Ardmore High School students received inspiration Friday from someone who used to sit where they do.
Judge David Lewis, presiding judge for the Oklahoma Criminal Court of Appeals, is a 1976 AHS graduate, the first class that attended school in the current building.
“It was a pleasure being back in my hometown, telling them about dreams, commitment and sacrifice,” Lewis said. “There are beautiful, bright young people here.”
He is the first African-American to serve on the court, as well as the first African-American to be the vice presiding judge and presiding judge.
Lewis spoke to the students about what he referred to as DCS – dream, commitment and sacrifice.
“My encouragement to you is that you can do anything,” he said, as he related stories about growing up on O Street and being the first in his family to be a lawyer.
He read the three letters he received after taking the Oklahoma Bar Exam, the first two saying he didn’t pass and the latter finally passing the exam.
“I could have quit after the first letter,” Lewis said. “If I had quit, I wouldn’t be on the state’s high court and wouldn’t be doing the things I’m doing today.”
Students found the speech inspiring, and many crowded around afterwards to ask the judge more questions.
When asked about his inspiration, Lewis referenced his family, teachers and community in Ardmore.
“I was a pitcher of water. I had so much in me, but they kept pouring more in until I ran over,” he said.
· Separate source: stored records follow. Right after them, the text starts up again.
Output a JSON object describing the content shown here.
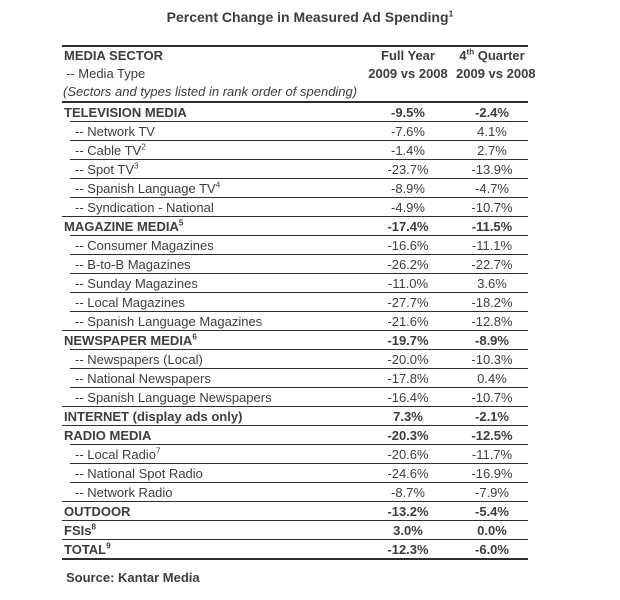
{
  "chart_data": {
    "type": "table",
    "title": "Percent Change in Measured Ad Spending",
    "title_footnote": "1",
    "header": {
      "sector_title": "MEDIA SECTOR",
      "sector_subtitle": "-- Media Type",
      "sector_note": "(Sectors and types listed in rank order of spending)",
      "full_year_label": "Full Year",
      "full_year_period": "2009 vs 2008",
      "q4_label_num": "4",
      "q4_label_sup": "th",
      "q4_label_rest": " Quarter",
      "q4_period": "2009 vs 2008"
    },
    "columns": [
      "MEDIA SECTOR / -- Media Type",
      "Full Year 2009 vs 2008",
      "4th Quarter 2009 vs 2008"
    ],
    "rows": [
      {
        "label": "TELEVISION MEDIA",
        "footnote": "",
        "full_year": "-9.5%",
        "q4": "-2.4%",
        "bold": true
      },
      {
        "label": "-- Network TV",
        "footnote": "",
        "full_year": "-7.6%",
        "q4": "4.1%",
        "bold": false
      },
      {
        "label": "-- Cable TV",
        "footnote": "2",
        "full_year": "-1.4%",
        "q4": "2.7%",
        "bold": false
      },
      {
        "label": "-- Spot TV",
        "footnote": "3",
        "full_year": "-23.7%",
        "q4": "-13.9%",
        "bold": false
      },
      {
        "label": "-- Spanish Language TV",
        "footnote": "4",
        "full_year": "-8.9%",
        "q4": "-4.7%",
        "bold": false
      },
      {
        "label": "-- Syndication - National",
        "footnote": "",
        "full_year": "-4.9%",
        "q4": "-10.7%",
        "bold": false
      },
      {
        "label": "MAGAZINE MEDIA",
        "footnote": "5",
        "full_year": "-17.4%",
        "q4": "-11.5%",
        "bold": true
      },
      {
        "label": "-- Consumer Magazines",
        "footnote": "",
        "full_year": "-16.6%",
        "q4": "-11.1%",
        "bold": false
      },
      {
        "label": "-- B-to-B Magazines",
        "footnote": "",
        "full_year": "-26.2%",
        "q4": "-22.7%",
        "bold": false
      },
      {
        "label": "-- Sunday Magazines",
        "footnote": "",
        "full_year": "-11.0%",
        "q4": "3.6%",
        "bold": false
      },
      {
        "label": "-- Local Magazines",
        "footnote": "",
        "full_year": "-27.7%",
        "q4": "-18.2%",
        "bold": false
      },
      {
        "label": "-- Spanish Language Magazines",
        "footnote": "",
        "full_year": "-21.6%",
        "q4": "-12.8%",
        "bold": false
      },
      {
        "label": "NEWSPAPER MEDIA",
        "footnote": "6",
        "full_year": "-19.7%",
        "q4": "-8.9%",
        "bold": true
      },
      {
        "label": "-- Newspapers (Local)",
        "footnote": "",
        "full_year": "-20.0%",
        "q4": "-10.3%",
        "bold": false
      },
      {
        "label": "-- National Newspapers",
        "footnote": "",
        "full_year": "-17.8%",
        "q4": "0.4%",
        "bold": false
      },
      {
        "label": "-- Spanish Language Newspapers",
        "footnote": "",
        "full_year": "-16.4%",
        "q4": "-10.7%",
        "bold": false
      },
      {
        "label": "INTERNET (display ads only)",
        "footnote": "",
        "full_year": "7.3%",
        "q4": "-2.1%",
        "bold": true
      },
      {
        "label": "RADIO MEDIA",
        "footnote": "",
        "full_year": "-20.3%",
        "q4": "-12.5%",
        "bold": true
      },
      {
        "label": "-- Local Radio",
        "footnote": "7",
        "full_year": "-20.6%",
        "q4": "-11.7%",
        "bold": false
      },
      {
        "label": "-- National Spot Radio",
        "footnote": "",
        "full_year": "-24.6%",
        "q4": "-16.9%",
        "bold": false
      },
      {
        "label": "-- Network Radio",
        "footnote": "",
        "full_year": "-8.7%",
        "q4": "-7.9%",
        "bold": false
      },
      {
        "label": "OUTDOOR",
        "footnote": "",
        "full_year": "-13.2%",
        "q4": "-5.4%",
        "bold": true
      },
      {
        "label": "FSIs",
        "footnote": "8",
        "full_year": "3.0%",
        "q4": "0.0%",
        "bold": true
      },
      {
        "label": "TOTAL",
        "footnote": "9",
        "full_year": "-12.3%",
        "q4": "-6.0%",
        "bold": true
      }
    ],
    "source": "Source: Kantar Media"
  },
  "colors": {
    "text": "#3d3d3d",
    "line": "#2d2d2d",
    "background": "#ffffff"
  }
}
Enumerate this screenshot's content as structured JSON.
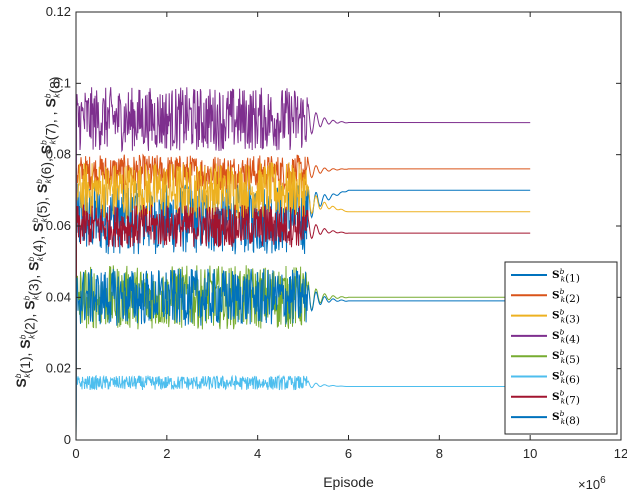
{
  "chart_data": {
    "type": "line",
    "xlabel": "Episode",
    "x_multiplier": "×10^6",
    "ylabel": "S_k^b(1), S_k^b(2), S_k^b(3), S_k^b(4), S_k^b(5), S_k^b(6), S_k^b(7), , S_k^b(8)",
    "xlim": [
      0,
      12
    ],
    "ylim": [
      0,
      0.12
    ],
    "xticks": [
      "0",
      "2",
      "4",
      "6",
      "8",
      "10",
      "12"
    ],
    "yticks": [
      "0",
      "0.02",
      "0.04",
      "0.06",
      "0.08",
      "0.1",
      "0.12"
    ],
    "grid": false,
    "legend_position": "bottom-right",
    "x_range": [
      0,
      10
    ],
    "convergence_point": 5.1,
    "series": [
      {
        "name": "S_k^b(1)",
        "color": "#0072BD",
        "noisy_mean": 0.062,
        "noisy_amp": 0.01,
        "final_value": 0.07
      },
      {
        "name": "S_k^b(2)",
        "color": "#D95319",
        "noisy_mean": 0.075,
        "noisy_amp": 0.005,
        "final_value": 0.076
      },
      {
        "name": "S_k^b(3)",
        "color": "#EDB120",
        "noisy_mean": 0.07,
        "noisy_amp": 0.008,
        "final_value": 0.064
      },
      {
        "name": "S_k^b(4)",
        "color": "#7E2F8E",
        "noisy_mean": 0.09,
        "noisy_amp": 0.009,
        "final_value": 0.089
      },
      {
        "name": "S_k^b(5)",
        "color": "#77AC30",
        "noisy_mean": 0.04,
        "noisy_amp": 0.009,
        "final_value": 0.04
      },
      {
        "name": "S_k^b(6)",
        "color": "#4DBEEE",
        "noisy_mean": 0.016,
        "noisy_amp": 0.002,
        "final_value": 0.015
      },
      {
        "name": "S_k^b(7)",
        "color": "#A2142F",
        "noisy_mean": 0.06,
        "noisy_amp": 0.006,
        "final_value": 0.058
      },
      {
        "name": "S_k^b(8)",
        "color": "#0072BD",
        "noisy_mean": 0.04,
        "noisy_amp": 0.008,
        "final_value": 0.039
      }
    ]
  }
}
Junior Rhyhiem Gaines works at the HFV Wilson Community Center and was inspired by Lewis’ persistence.
“It made me feel like I can better myself and inspire the kids at my workplace,” Gaines said.
Senior Tien Nguyen plans to study environmental engineering at the University of Oklahoma. To prepare, he has taken Advance Placement Chemistry and AP Literature.
“I will need lots of science, but the judge said if you stick to it and try your best, anything is possible,” Nguyen said.
Senior Fredrick Johnson said he plans to be a chef or music producer. He has already figured out what to say to the naysayers.
“One day it might be my song they are listening to or my food they are eating,” he said. “It felt good to see someone pursue his dreams and not quit.”